Memo to America's slaves after the Civil War: You're Free

Though I realize the Emancipation Proclamation did not liberate America’s slaves, what is fuzzy to me are the processes that actually freed them after the Civil War. Did many slave owners turn a deaf ear and blind eye to President Johnson’s decree and keep their slaves in isolated submission?

I understand that many freed slaves were immediately forced into sharecropping just to exist and that the KKK soon emerged as a terror group after the Civil War.

But by what mechanism were slaves on thousands of farms, large and small, informed of their new-found freedom? And who (the U.S. military, presumably) was responsible for liberating and nominally protecting these former slaves during America’s reconstruction?

I’m not sure what decree of President Johnson you’re referring to. President Lincoln issued the Emancipation Proclamation effective January 1, 1863. As you note, it only applied to states and areas of states that were in rebellion at that time.

Full emancipation throughout the U.S. took place with the passage of the Thirteenth Amendment, which came into force on December 18, 1865, following ratification by the states.

Can’t help with the rest of your question.

The regional holiday of Juneteenth helps shed light on this, with regards to Texas, anyway. This is just at the start of the era of Reconstruction.

I know of no instances where former slaves were “forced” to sharecrop for their former masters, though. In Texas, they were happy to keep 'em slaves.

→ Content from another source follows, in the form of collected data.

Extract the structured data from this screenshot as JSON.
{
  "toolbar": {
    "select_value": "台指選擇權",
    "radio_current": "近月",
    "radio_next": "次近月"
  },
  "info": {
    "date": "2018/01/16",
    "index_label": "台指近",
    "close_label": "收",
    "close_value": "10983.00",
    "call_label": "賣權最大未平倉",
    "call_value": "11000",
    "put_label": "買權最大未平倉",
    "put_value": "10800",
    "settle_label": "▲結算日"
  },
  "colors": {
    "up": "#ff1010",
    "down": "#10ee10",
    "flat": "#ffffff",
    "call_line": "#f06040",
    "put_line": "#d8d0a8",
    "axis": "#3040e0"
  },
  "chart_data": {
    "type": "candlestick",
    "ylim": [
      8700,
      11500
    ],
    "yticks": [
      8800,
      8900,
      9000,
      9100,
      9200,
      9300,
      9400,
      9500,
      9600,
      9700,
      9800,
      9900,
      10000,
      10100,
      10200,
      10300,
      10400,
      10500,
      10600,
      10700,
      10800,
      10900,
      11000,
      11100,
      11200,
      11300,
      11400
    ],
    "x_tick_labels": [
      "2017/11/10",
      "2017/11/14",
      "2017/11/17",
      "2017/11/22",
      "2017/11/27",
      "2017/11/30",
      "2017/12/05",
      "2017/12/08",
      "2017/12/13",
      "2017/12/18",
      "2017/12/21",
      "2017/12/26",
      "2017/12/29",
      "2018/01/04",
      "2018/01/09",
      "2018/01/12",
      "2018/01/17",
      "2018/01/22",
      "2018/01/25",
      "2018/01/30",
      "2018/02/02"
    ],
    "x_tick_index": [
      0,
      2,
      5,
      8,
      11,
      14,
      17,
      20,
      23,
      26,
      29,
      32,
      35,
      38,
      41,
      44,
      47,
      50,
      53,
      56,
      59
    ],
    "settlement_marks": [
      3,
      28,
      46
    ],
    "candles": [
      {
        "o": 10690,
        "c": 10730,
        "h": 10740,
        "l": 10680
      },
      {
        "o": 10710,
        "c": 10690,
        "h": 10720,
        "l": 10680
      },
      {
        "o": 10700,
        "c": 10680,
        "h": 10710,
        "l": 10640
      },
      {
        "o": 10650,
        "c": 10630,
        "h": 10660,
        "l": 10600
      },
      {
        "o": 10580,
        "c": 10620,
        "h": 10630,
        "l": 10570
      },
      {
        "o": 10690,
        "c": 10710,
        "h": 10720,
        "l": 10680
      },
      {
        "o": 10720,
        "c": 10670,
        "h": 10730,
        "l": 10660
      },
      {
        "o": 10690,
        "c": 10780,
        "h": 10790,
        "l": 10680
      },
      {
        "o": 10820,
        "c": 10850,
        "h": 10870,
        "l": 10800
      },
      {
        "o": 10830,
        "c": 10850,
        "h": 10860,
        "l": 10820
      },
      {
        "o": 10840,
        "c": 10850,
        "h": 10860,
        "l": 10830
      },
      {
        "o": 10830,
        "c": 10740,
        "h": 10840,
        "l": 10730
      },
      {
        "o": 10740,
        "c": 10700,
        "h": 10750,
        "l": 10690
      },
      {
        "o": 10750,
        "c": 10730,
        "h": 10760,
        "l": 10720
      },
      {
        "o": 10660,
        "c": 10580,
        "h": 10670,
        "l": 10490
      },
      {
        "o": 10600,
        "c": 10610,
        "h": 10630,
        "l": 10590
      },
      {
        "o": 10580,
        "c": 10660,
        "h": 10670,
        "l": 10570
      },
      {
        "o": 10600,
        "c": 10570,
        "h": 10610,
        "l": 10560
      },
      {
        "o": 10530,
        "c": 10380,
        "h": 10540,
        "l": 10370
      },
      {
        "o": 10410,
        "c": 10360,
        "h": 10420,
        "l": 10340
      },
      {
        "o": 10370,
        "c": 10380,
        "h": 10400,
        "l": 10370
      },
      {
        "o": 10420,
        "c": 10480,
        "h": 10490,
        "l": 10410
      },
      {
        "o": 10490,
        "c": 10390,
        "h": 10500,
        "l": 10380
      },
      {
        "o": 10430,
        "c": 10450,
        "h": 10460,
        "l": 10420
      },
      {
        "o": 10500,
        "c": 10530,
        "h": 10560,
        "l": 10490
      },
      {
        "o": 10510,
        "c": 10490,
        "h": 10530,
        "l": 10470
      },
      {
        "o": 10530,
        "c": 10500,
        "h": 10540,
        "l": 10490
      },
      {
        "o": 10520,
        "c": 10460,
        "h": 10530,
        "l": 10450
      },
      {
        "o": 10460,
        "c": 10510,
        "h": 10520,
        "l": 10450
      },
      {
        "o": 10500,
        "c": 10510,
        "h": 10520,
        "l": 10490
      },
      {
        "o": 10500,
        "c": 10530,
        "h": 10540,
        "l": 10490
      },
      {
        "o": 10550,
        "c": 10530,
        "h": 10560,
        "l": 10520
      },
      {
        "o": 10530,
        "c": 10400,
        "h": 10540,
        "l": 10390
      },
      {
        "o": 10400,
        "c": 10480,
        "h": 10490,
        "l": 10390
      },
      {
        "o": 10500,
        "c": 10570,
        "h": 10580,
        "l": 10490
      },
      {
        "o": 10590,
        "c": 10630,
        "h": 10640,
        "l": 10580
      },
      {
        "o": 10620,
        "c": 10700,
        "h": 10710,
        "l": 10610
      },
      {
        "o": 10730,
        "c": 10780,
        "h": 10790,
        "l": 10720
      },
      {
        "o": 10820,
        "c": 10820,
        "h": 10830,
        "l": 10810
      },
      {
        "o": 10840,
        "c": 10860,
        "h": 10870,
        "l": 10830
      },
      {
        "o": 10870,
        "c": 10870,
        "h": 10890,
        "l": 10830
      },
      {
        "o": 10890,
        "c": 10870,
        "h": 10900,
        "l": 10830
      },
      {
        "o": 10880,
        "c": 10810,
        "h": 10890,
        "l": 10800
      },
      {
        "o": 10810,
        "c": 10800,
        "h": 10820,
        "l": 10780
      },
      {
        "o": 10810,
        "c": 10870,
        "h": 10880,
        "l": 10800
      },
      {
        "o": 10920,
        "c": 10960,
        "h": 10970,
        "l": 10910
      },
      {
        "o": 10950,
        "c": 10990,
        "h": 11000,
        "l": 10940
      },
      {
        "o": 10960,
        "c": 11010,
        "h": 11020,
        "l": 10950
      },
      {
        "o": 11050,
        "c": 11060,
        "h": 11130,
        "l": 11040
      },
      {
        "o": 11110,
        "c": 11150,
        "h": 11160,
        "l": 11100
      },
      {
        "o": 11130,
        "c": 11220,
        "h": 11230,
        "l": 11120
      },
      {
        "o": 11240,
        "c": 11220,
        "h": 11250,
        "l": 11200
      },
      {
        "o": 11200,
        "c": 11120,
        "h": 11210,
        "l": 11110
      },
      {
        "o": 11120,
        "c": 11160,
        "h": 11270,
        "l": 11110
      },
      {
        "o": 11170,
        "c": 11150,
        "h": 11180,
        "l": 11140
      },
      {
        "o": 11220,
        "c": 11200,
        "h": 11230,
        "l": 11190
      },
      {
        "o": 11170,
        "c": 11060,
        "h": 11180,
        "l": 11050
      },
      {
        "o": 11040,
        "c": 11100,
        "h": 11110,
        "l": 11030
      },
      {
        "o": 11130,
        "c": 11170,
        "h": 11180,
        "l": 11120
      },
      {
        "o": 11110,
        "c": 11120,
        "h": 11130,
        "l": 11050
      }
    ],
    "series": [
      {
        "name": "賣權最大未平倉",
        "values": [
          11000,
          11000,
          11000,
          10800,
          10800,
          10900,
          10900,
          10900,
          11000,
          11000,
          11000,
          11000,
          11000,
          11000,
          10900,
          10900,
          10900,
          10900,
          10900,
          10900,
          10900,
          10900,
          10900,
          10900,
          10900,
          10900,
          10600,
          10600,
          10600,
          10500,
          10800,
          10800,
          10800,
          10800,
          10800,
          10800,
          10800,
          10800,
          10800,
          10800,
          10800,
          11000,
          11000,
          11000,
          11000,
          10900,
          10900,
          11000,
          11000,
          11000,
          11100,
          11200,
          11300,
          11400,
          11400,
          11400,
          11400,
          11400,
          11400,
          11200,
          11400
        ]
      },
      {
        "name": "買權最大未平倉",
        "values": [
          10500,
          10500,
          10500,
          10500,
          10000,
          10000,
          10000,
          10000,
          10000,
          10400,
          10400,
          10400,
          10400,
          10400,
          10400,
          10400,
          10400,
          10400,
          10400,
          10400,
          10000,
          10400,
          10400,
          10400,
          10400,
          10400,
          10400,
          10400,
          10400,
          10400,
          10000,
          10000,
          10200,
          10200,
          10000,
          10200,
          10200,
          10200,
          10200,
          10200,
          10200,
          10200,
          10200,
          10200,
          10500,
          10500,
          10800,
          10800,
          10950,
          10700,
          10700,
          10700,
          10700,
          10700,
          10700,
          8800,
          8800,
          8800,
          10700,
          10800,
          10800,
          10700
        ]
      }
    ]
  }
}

Another note: circumstances differ, but this selection of online slave narratives details how many actual slaves learned of their emancipation, and you can read them for yourself. In some cases they learned of their freedom furtively, or a big announcement was made by the master or overseer, or they found out when their owners fled and Union troops shortly swarmed the plantations.

I assume what he meant by that comment is that the suddenly-freed slaves had no money, no property, no farm land, no livelihood. To live, they ended up having to work for the whites who did have these, under terms that weren’t particularly advantageous, and they didn’t have a lot of choice about it.

Precisely. Conditions were so hostile, so stacked against the suddenly “emancipated” slaves–a term I use loosely–that their only choice was no choice at all. Freedom or not, it seems they were shackled to the land, but that’s veering into GD/IMHO territory.

Getting back to the original question, in what ways were the 13th Amendment and emancipation enforced? I think it likely that many, many slave owners resisted the sudden freedom of their slaves–their economic backbone–and perhaps blocked word of said freedom from reaching them.

Your OP would require you to read a very long book on the Reconstruction.

There were thousands of issues that popped up after the Civil War.

One such example were “Black Codes” which were laws passed by Southern governments that pretty much made it impossible for a freed slave to live in a certain area.

Then there were problems on what was the legitimate government in each state. President Andrew Johnson was more amenable to allowing the Southern states back in if they ratified the 13th Amendment and promised to behave. When Representative and Senators from the former Confederate states came back to Congress to be sworn in, they were told to take a hike, as it were.

Needless to say, the dominant wing of the Republican Party, the Radicals, wanted a pound of flesh (and a bit more) and finally military troops came in to install Republican governments and make sure that slavey was abolished both de facto and de jure.

The Radical Republicans and Johnson never got along and eventually there were impeachment proceedings and it pretty much went all downhill from there.

After the disputed election of 1876, the Democrats were able to extract a promise from the Republicans to remove all Federal troops from the South. Thus endeth the Reconstruction and beginneth a long period of civil rights abuses in the South.

Ahh, half-assed history!

Very long, excellent book on the subject: Reconstruction: America’s Unfinished Revolution, 1863-1877, by Eric Foner.

Remember, though, that the process wasn’t quite as sudden as the OP makes it out to be.

The Emancipation Proclamation affected only slaves in the states that had seceded, true. But the Union armies were busily marching through those areas from 1863 on. Many thousands of slaves found themselves effectively freed in the wake of the armies’ advances. Of course, “freedom” in the midst of devastated land surrounded by bitter southerners was not as joyous as it might be, but many ex-slaves joined or tagged along with the Union army or moved north.

By the end of the war, the South held only a comparatively tiny swath of territory. It was only in these areas that the slaves were “suddenly” freed by the war’s end. The 13th Amendment wasn’t ratified until December 1865, so by that time it just codified what was already reality for many months.

Reconstruction and its aftermath was a immensely complicated time, as you would have to expect when millions of people in half a country are affected. There is no one story on it. That’s why the advice to read a long book is good advice.